Another point of contention is that the bulk of the aid has gone to mitigation efforts rather than adaptation, with the OECD estimating that a little over 20 percent of the developed countries’ climate contributions went to adaptation and 70 percent to mitigation in 2018. Adaptation is of particular interest to developing countries since they often lack the protective infrastructure, such as flood barriers, that richer nations have built. A number of African countries have expressed their displeasure with the current state of affairs and called for climate financing to increase to $1.3 trillion by 2030. Meanwhile, just days before the Glasgow meeting opens, the UK COP Presidency issued a plan that projects the developed nations will meet the $100 billion goal by 2023.

The issue of equity has previously emerged as a fault line in climate negotiations. The failure of the developed world to meet its financing goals has not served to close the distance. Moreover, much more financing is needed. According to the world’s largest asset manager, BlackRock, emerging markets could require up to $1 trillion per year to decarbonize their economies. The UN estimates that adaptation costs could range from $140 billion to $300 billion annually by 2030 and rise to $280 billion to $500 billion per year by 2050.

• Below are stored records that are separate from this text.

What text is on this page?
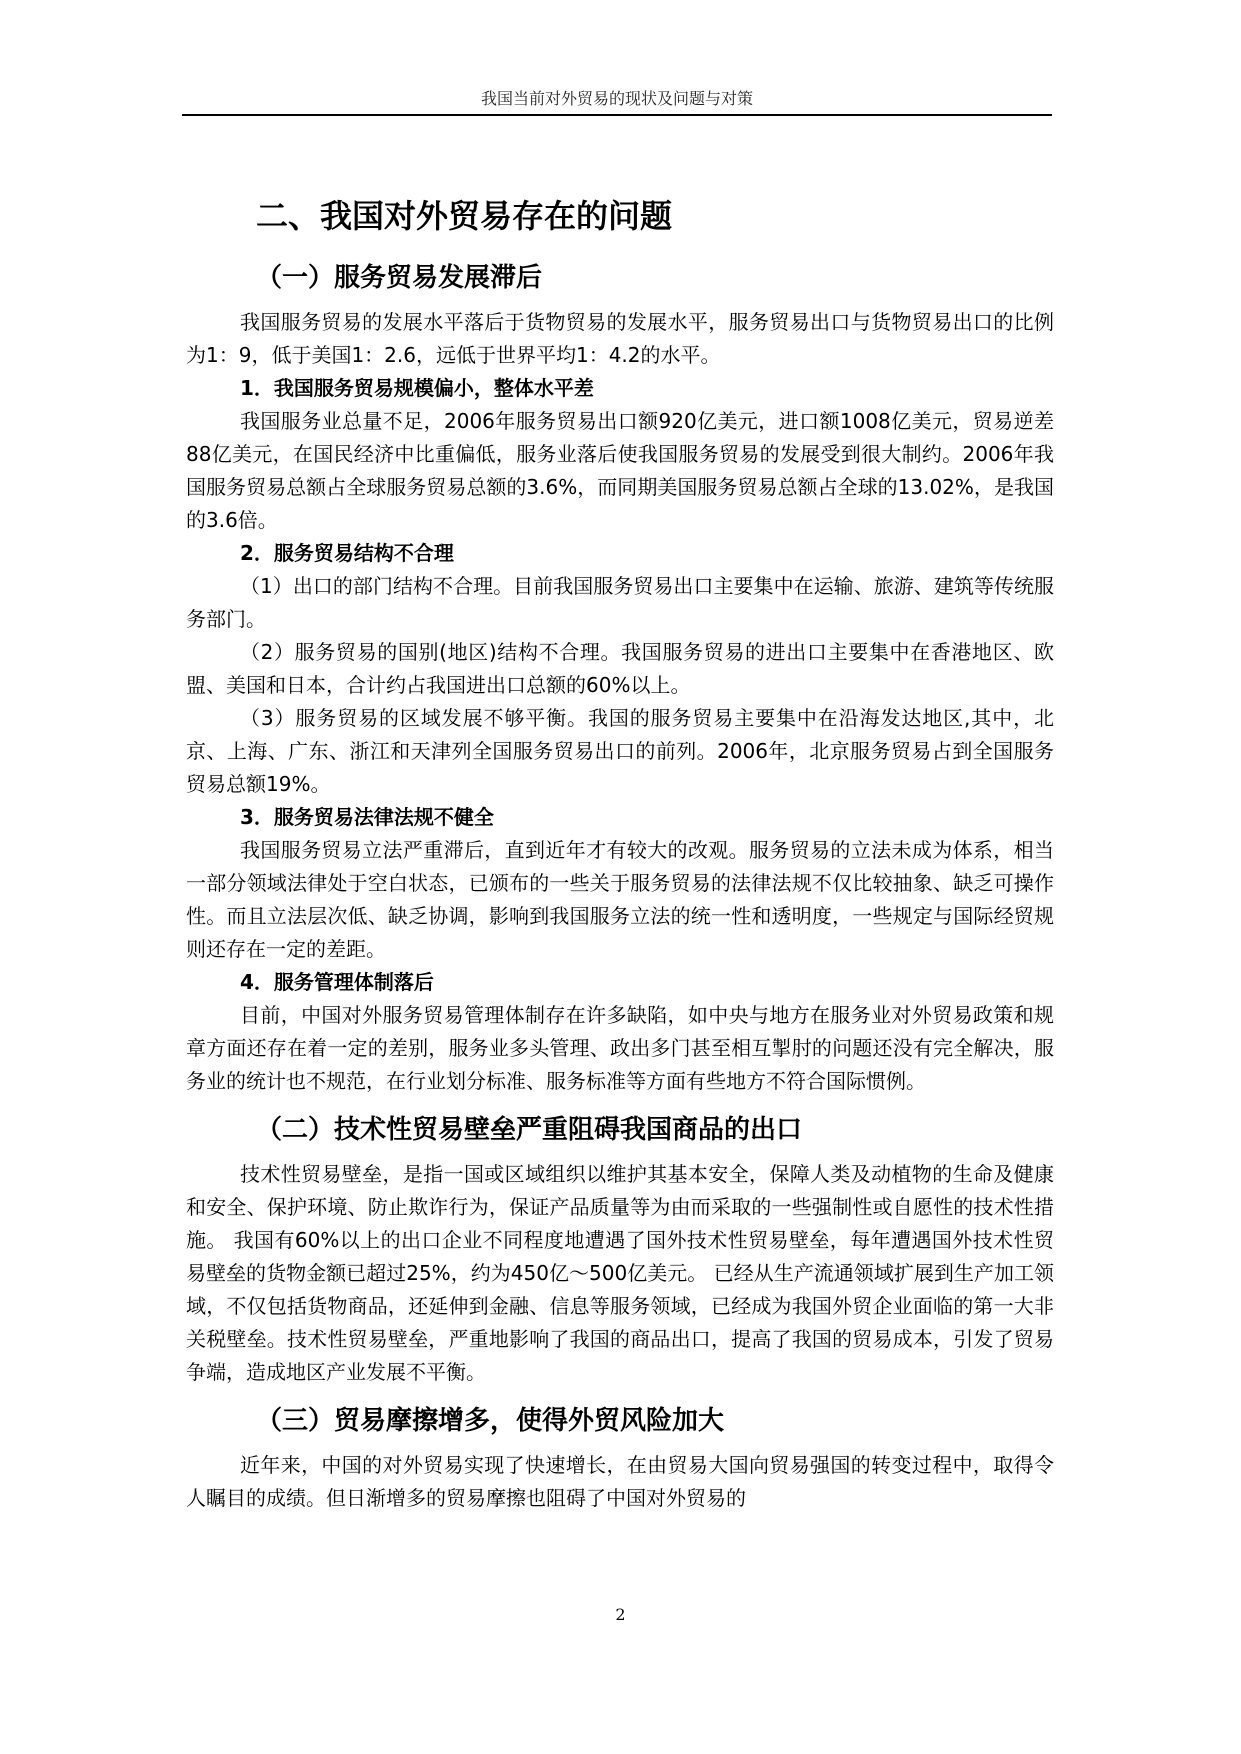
我国当前对外贸易的现状及问题与对策
二、我国对外贸易存在的问题
（一）服务贸易发展滞后

我国服务贸易的发展水平落后于货物贸易的发展水平，服务贸易出口与货物贸易出口的比例为1：9，低于美国1：2.6，远低于世界平均1：4.2的水平。

1．我国服务贸易规模偏小，整体水平差

我国服务业总量不足，2006年服务贸易出口额920亿美元，进口额1008亿美元，贸易逆差88亿美元，在国民经济中比重偏低，服务业落后使我国服务贸易的发展受到很大制约。2006年我国服务贸易总额占全球服务贸易总额的3.6%，而同期美国服务贸易总额占全球的13.02%，是我国的3.6倍。

2．服务贸易结构不合理

（1）出口的部门结构不合理。目前我国服务贸易出口主要集中在运输、旅游、建筑等传统服务部门。

（2）服务贸易的国别(地区)结构不合理。我国服务贸易的进出口主要集中在香港地区、欧盟、美国和日本，合计约占我国进出口总额的60%以上。

（3）服务贸易的区域发展不够平衡。我国的服务贸易主要集中在沿海发达地区,其中，北京、上海、广东、浙江和天津列全国服务贸易出口的前列。2006年，北京服务贸易占到全国服务贸易总额19%。

3．服务贸易法律法规不健全

我国服务贸易立法严重滞后，直到近年才有较大的改观。服务贸易的立法未成为体系，相当一部分领域法律处于空白状态，已颁布的一些关于服务贸易的法律法规不仅比较抽象、缺乏可操作性。而且立法层次低、缺乏协调，影响到我国服务立法的统一性和透明度，一些规定与国际经贸规则还存在一定的差距。

4．服务管理体制落后

目前，中国对外服务贸易管理体制存在许多缺陷，如中央与地方在服务业对外贸易政策和规章方面还存在着一定的差别，服务业多头管理、政出多门甚至相互掣肘的问题还没有完全解决，服务业的统计也不规范，在行业划分标准、服务标准等方面有些地方不符合国际惯例。

（二）技术性贸易壁垒严重阻碍我国商品的出口

技术性贸易壁垒，是指一国或区域组织以维护其基本安全，保障人类及动植物的生命及健康和安全、保护环境、防止欺诈行为，保证产品质量等为由而采取的一些强制性或自愿性的技术性措施。 我国有60%以上的出口企业不同程度地遭遇了国外技术性贸易壁垒，每年遭遇国外技术性贸易壁垒的货物金额已超过25%，约为450亿～500亿美元。 已经从生产流通领域扩展到生产加工领域，不仅包括货物商品，还延伸到金融、信息等服务领域，已经成为我国外贸企业面临的第一大非关税壁垒。技术性贸易壁垒，严重地影响了我国的商品出口，提高了我国的贸易成本，引发了贸易争端，造成地区产业发展不平衡。

（三）贸易摩擦增多，使得外贸风险加大

近年来，中国的对外贸易实现了快速增长，在由贸易大国向贸易强国的转变过程中，取得令人瞩目的成绩。但日渐增多的贸易摩擦也阻碍了中国对外贸易的

2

With participants beginning to pack their bags, the outcome of COP26 remains in doubt. Meanwhile, climate change continues its insidious spread with searing heat waves, monstrous wildfires, intense storms, and deadly flooding around the world. A recent study has found that at least 85 percent of the global population already suffers climate impacts.

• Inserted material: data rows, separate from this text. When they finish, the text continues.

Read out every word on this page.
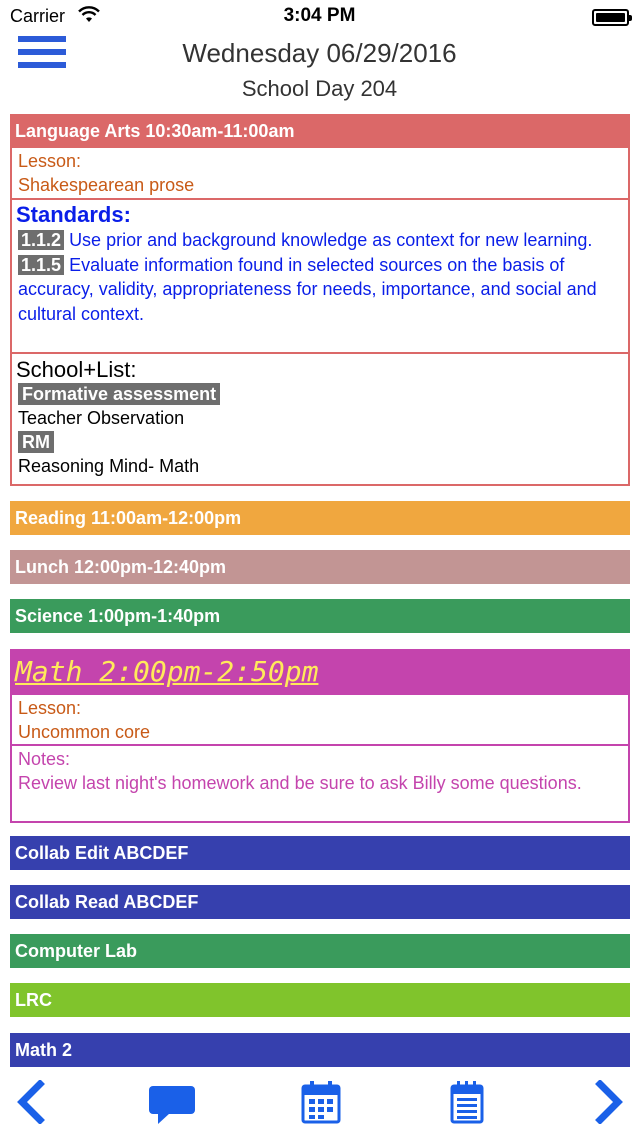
Carrier	3:04 PM
Wednesday 06/29/2016
School Day 204
Language Arts 10:30am-11:00am
Lesson:
Shakespearean prose
Standards:
1.1.2 Use prior and background knowledge as context for new learning.
1.1.5 Evaluate information found in selected sources on the basis of accuracy, validity, appropriateness for needs, importance, and social and cultural context.
School+List:
Formative assessment
Teacher Observation
RM
Reasoning Mind- Math
Reading 11:00am-12:00pm
Lunch 12:00pm-12:40pm
Science 1:00pm-1:40pm
Math 2:00pm-2:50pm
Lesson:
Uncommon core
Notes:
Review last night's homework and be sure to ask Billy some questions.
Collab Edit ABCDEF
Collab Read ABCDEF
Computer Lab
LRC
Math 2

Queen Elizabeth is right. It is beyond time for countries to “do.” Resounding success at the COP summit depends on developed nations committing to ambitious, near-term targets to bend the emission curve by 2030. The science is unforgiving. In 2019, the UN Development Program warned that global greenhouse gas emissions had to fall by 7.6 percent each year between 2020 and 2030 to stay on track to meet the Paris goal of a temperature rise limit of 1.5 degrees Celsius. Yet last year, emissions in the atmosphere rose to new record levels. Resounding success also requires clarity as to who will pay what to help developing nations going forward.

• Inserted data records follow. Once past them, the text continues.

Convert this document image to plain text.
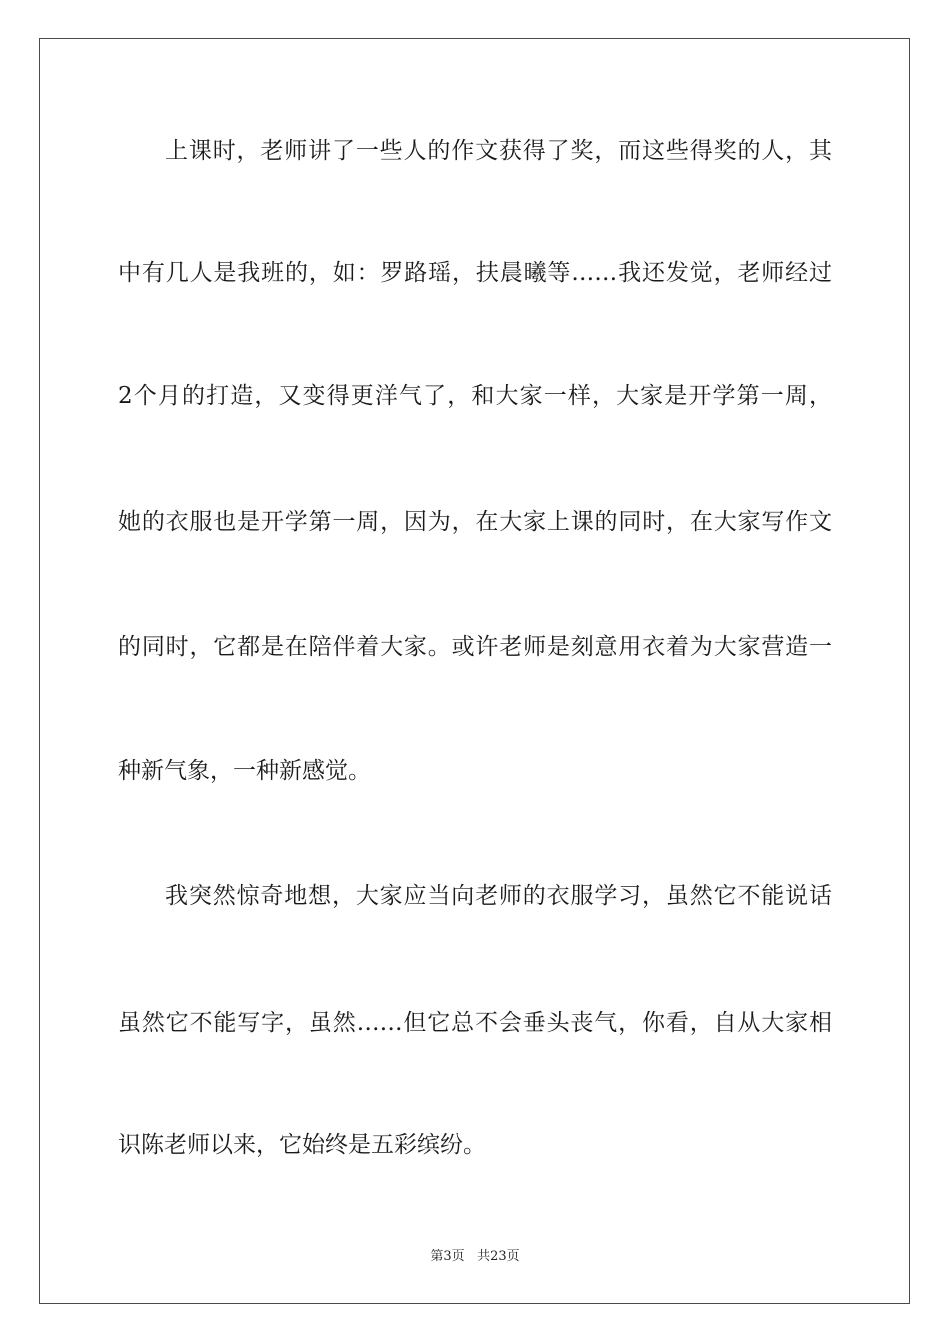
上课时，老师讲了一些人的作文获得了奖，而这些得奖的人，其
中有几人是我班的，如：罗路瑶，扶晨曦等……我还发觉，老师经过
2个月的打造，又变得更洋气了，和大家一样，大家是开学第一周，
她的衣服也是开学第一周，因为，在大家上课的同时，在大家写作文
的同时，它都是在陪伴着大家。或许老师是刻意用衣着为大家营造一
种新气象，一种新感觉。
我突然惊奇地想，大家应当向老师的衣服学习，虽然它不能说话
虽然它不能写字，虽然……但它总不会垂头丧气，你看，自从大家相
识陈老师以来，它始终是五彩缤纷。
第3页 共23页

If COP26 falls short and international climate diplomacy continues to underdeliver, geopolitical tensions could increase over who is doing their fair share to reduce heating. Countries will need to devote ever-larger portions of their budgets to adaptation efforts as ever-more-extreme weather events batter their populations and economies. As conditions become increasingly inhospitable to human life, some countries could resort to other means to control temperature rise, such as “solar radiation management,” which can involve deploying giant mirrors that can send heat back into space or spraying aerosols into the stratosphere to shade sunlight and cause temporary cooling. Desperate times, after all, will require desperate measures. The task facing the participants in Glasgow is to ward off that desperation.